Despite government and party injunctions against nepotism, even people in salaried employment depend on a relative to find ajob or to get a share in the distribution of imported goods. Urban dwellers, especially the unskilled and semieducated, tend to have friends mainly among those of the same ethnic group or even from the same village. In Conakry the sections called Dixinn-Ecole and Hafia are inhabited mostly by Peul; Dixirin-Port is inhabited mainly by Soussou. Malinké, Soussou, and Peul live in different parts of the town of Mamou. Kindia, which is in Soussou territory, has a special Peul section; and Kissidougou, in Kissi country, has a special Malinké section.

Ethnic differences are buttressed by disparate self-conceptions. The Peul are said to see themselves as more aristocratic than others, the Soussou as better educated, the Malinké as possessing a special flair for business and being therefore richer, and the peoples of the Forest Region as working harder than others.

Another factor that militates to some degree against the building of Guinean nationalism is the attachment that exists with people across the country's borders. There are Coniagui and Bassari in Senegal and Guinea-Bissau, Kouranko and Kissi in Sierra Leone, and Guerzé and Toma in Liberia. The Peul of the Fouta Djallon have ties with Peul in Senegal and Mali. Malinké have commercial and family ties in Senegal, Mali, and the Ivory Coast.

Continuous official accusations of racism and regionalism attest to their persistence. In 1965 a decree was issued that deals harshly with persons convicted of using ethnic connections in procuring a post or of favoring members of one's own ethnic group over those of another. The penalty may be ten years in prison.

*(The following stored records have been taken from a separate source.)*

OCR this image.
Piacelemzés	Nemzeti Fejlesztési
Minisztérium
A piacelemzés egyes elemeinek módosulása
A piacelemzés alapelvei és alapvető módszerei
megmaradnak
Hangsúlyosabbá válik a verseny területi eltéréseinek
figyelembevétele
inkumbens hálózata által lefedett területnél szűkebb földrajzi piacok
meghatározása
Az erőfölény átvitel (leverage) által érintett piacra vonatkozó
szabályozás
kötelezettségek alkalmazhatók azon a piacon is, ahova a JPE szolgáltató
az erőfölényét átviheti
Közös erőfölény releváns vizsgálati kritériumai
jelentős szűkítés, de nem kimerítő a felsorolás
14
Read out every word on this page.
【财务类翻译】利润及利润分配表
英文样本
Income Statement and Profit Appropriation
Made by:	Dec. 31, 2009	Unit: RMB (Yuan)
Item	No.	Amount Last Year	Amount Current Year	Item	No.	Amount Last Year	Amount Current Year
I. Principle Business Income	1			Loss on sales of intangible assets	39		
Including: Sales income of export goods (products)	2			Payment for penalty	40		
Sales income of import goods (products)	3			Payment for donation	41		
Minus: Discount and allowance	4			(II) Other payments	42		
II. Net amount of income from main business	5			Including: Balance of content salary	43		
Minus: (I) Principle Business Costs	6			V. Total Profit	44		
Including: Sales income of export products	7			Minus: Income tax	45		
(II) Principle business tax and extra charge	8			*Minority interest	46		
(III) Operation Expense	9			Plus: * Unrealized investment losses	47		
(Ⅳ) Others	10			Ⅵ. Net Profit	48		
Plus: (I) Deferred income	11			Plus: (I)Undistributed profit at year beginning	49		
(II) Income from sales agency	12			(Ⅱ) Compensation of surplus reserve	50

The government tried to deal with the ethnic problem by proportioning government jobs and appointments to the tribunals of conciliation within each party committee on the basis of ethnic affiliation and by giving recognition and support to different cultures. Schoolbooks emphasize the traditional values and qualities of all Guinean peoples. The twice-a-year national dance competition between performers from all parts of Guinea is designed to keep alive the special cultural heritage of each participating group.

Ethnic and local loyalties, however, were more a restraint than an impediment to the creation of national unity. The principal contest was not so much between one ethnic group and another as it is between the local community and the central government. In other words, it is between those who have vested political, economic, or emotional interests in a traditional order that emphasized, among other values, ethnic loyalty and those who are committed—in tune with party ideology—to building a modern national state. The competition between local groups and the government is, however, an unequal one. The chief weakness of the local communities is that they no longer have the traditional structure and machinery to keep alive the historic cultural and emotional ties among their members.

Since 1957, when Guineans effectively began to govern themselves, the national leaders have directed a many-sided assault on the traditional social system, aiming at a complete metamorphosis of human relations. New laws were passed regulating marriage, divorce, and inheritance. The party took over some of the functions of land distribution that had formerly been performed by lineage elders. Generally an attempt was made to lift the individual out of a world in which family and kin group define his place in society into one in which education, skills, and national citizenship take precedence.